Le cuistot de la semaine en phases finales


Laporte aime le jambon. C'est pour dire combien la charcuterie peut-être "rugby". Notre Jacques Le Boucher le sait. Il sait combien la charcuterie apporte de force à nos organismes de sportifs de haut niveau. Mais entre Jacques et Laporte, y a pas photo. Il y a charcuterie et charcuterie. Pour se remettre de ses émotions, la charcuterie de Jacques est la meilleure et Laporte ferait mieux de se mettre au thé. D'ailleurs, le Tea Time, c'est pour samedi qui vient.
Eh wi, Ki(wi) l'eut cru ? Ki(wi) pensait qu'un quart de finale contre le pays du nuage blanc allait mettre les Français sur un nuage ? Ki(wi) croyait que les bleus allaient manger les blacks comme des petits gris ?
Petit replay d'un des moments forts et une pensée à l'arbitrot. Ah oui, céééééééééé bon.
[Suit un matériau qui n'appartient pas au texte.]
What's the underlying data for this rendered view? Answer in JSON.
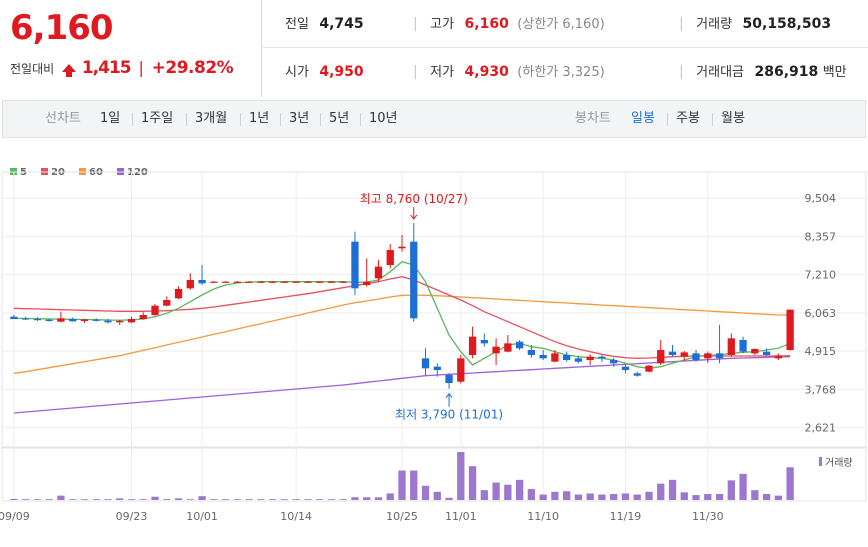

(Il y avait là le haka du fameux quart de finale, vu à la télé. TF1 ayant tous les droits, il a été supprimé. En voici un autre, en bonus, il y a les hymnes, en malus, il y a plus le "cééééééééééé bon" de l'orgasme de Lacroix en mi-molle.)



Alors, va pour la charcuterie et mort au cholestérol. Jambon de tout genre et saucisson de toute taille s'entrelaçaient charnellement dans les plateaux disposés ça et là. Une partouze de salaisons. Les cornichons tutoient la rosette et le beurre astique le saucisson. Céééééééééé bon. Plus on mâchouille et plus les babines abusent des frissons. On est en demi et rien ne nous coupe l'appétit, certainement pas un rosebeef.
On en oublierait que c'est juste l'entrée et pour la daube, on ne rechigne pas. On y va. Une daube de chez daube. La sauce justement réduite et la viande d'une tendresse que ce monde de brutes en a même oublié l'existence. Les babines tiltent. C'est un goût de jadis qui fait retourner Proust de sa madeleine. Les fondamentaux, de la bonne viande, une sauce rondement menée et un mijotage de ceux qui savent que la cuisine ne s'est pas faite en un jour. Jacques est de ceux là et nous, on lui dit merci.
Mais le bougre, pour ne pas vexer les dieux par une indécente perfection, se permet un lancer d'assiette de quatrième série. Peu sont celles qui partirent droite et, en touche, beaucoup sont tombées. Personne s'en offusque, la chorale déroule aussi bien qu'un maul avec l'Amiral au micro et Eric Léo en Claude François. Ça chante comme autrefois, et oui la cuisine authentique, c'est ça aussi. Le fromage passe par là avant de laisser la place à une tourte juste tiède.
La Fée annonce le champagne au micro et Jacques son anniversaire sans micro. Re-chanson, on aurait même battu des records de décibels. Pour la note, on s'en fout, c'est jour de fête. Pour rappel, les repas d'anniversaire dénotent. Alors longue vie à Jacques et God save le XV bleu des caprices de la reine.